Adam's Venture
Toccata e fuga.
Ogni videogioco ha una propria anima: chi punta maggiormente alla grafica, chi al gameplay, chi alla trama. È difficile dare una ricetta univoca che possa essere una promessa di successo, così come è ancora più difficoltoso capire se questo o quel gioco possa rientrare nelle nostre corde prima di averlo assaporato a fondo.

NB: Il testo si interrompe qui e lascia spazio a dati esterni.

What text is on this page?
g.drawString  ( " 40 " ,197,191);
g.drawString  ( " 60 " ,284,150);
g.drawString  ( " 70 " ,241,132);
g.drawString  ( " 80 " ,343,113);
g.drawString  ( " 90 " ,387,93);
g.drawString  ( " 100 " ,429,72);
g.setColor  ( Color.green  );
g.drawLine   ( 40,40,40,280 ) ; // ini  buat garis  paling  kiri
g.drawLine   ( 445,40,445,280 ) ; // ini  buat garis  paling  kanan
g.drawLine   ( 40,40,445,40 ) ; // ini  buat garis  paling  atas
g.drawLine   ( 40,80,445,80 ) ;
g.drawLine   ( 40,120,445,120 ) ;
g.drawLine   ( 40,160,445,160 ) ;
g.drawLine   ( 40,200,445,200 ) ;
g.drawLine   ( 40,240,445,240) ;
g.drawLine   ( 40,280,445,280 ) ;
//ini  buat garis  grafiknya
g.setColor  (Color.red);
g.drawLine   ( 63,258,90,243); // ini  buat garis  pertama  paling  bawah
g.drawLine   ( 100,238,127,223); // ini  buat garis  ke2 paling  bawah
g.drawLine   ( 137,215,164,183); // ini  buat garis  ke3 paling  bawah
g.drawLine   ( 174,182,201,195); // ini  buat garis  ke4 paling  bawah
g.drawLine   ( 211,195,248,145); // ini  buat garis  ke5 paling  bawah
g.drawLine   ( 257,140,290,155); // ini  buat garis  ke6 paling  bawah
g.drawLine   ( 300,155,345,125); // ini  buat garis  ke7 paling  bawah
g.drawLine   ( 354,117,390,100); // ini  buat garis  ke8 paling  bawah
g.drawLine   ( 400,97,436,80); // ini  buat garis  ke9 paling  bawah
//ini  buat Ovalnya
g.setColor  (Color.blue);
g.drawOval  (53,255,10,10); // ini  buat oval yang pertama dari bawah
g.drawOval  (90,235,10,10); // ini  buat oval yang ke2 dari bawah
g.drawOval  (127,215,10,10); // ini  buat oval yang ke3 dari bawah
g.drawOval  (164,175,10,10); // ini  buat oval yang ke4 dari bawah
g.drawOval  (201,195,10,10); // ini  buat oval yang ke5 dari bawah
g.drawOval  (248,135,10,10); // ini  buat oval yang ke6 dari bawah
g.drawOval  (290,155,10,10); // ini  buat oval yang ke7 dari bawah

Con “Adam's Venture: alla ricerca del Giardino Perduto”, fortunatamente il problema non si pone poiché dopo averlo giocato per due ore, non solo ne saprete abbastanza per poter dare un vostro giudizio con cognizione di causa ma addirittura, a meno che la vostra carta d'identità non riporti un anno di nascita successivo al 2005, sarete arrivati al termine di questo titolo targato Vertigo Digital Entertainment.
Ora, dopo questa rivelazione shock e risistemati comodamente sulla vostra bella sedia, cerchiamo perlomeno di capire se Adam's Venture sia paragonabile a un fuoco di paglia o se invece sappia essere virtuoso nella sua brevità. Una cosa però diciamola pure: se, come sembra sia nei piani della software house olandese, questo sarà il primo episodio di una serie di avventure aventi come protagonista il giovane emulo di Indiana Jones, non è che il futuro sia proprio tutte rose e fiori...
Le premesse d'altro canto sarebbero stuzzicanti: sulla falsariga della tradizione cominciata anni fa con l'uomo con la frusta e proseguita in ambito videoludico con Lara Croft, il motore delle vicende è rappresentato dal ritrovamento di un reperto archeologico di inestimabile valore, carico di quelle promesse che solo il mistero è in grado di dare. Arrivati sulla soglia dell'ipotetico ingresso dell'Eden, il nostro compito sarà riuscire a varcare i portoni che sembrano precludercene l'accesso: niente male, considerando che il tema cattolico/cristiano raramente è protagonista nel mondo dei videogiochi.
Già al momento di entrare nel vivo dell'azione si inizia però a subodorare che qualcosa non torna: i controlli infatti prevedono un utilizzo praticamente esclusivo della tastiera, con buona pace del mouse. E se anche si potrebbe chiudere un occhio sulla faccenda (Grim Fandango docet), quando a tutto ciò viene affiancata un'interazione con l'ambiente praticamente nulla, il rischio è che ci si inizi a porre diverse domande esistenziali piuttosto che abbandonarsi al piacere della narrazione: chi sono, da dove vengo e soprattutto, cosa sto facendo?
Durante il vostro peregrinare alla ricerca del mitologico Eden non potrete infatti uscire dal seminato se non quando espressamente previsto dagli autori e ogni velleità esplorativa verrà limitata al proseguire da un punto A a un punto B, ammirando i virtuosi giochi di luce della vostra torcia e le decine di muri invisibili che vi impediranno di fare una fine prematura.
Questa continua spola da una stanza all'altra non richiederà poi uno sforzo celebrale degno di tal nome: praticamente zero enigmi che vadano al di là del binomio “premi quel pulsante” o ”metti in ordine tre frasi”, con conseguente effetto soporifero in agguato. L'unica sfida degna di nota arriverà, ironia della sorte, alla fine della storia, quando vi sarà richiesto di dare segnali di vita risolvendo il meccanismo che vi aprirà le porte del giardino proibito.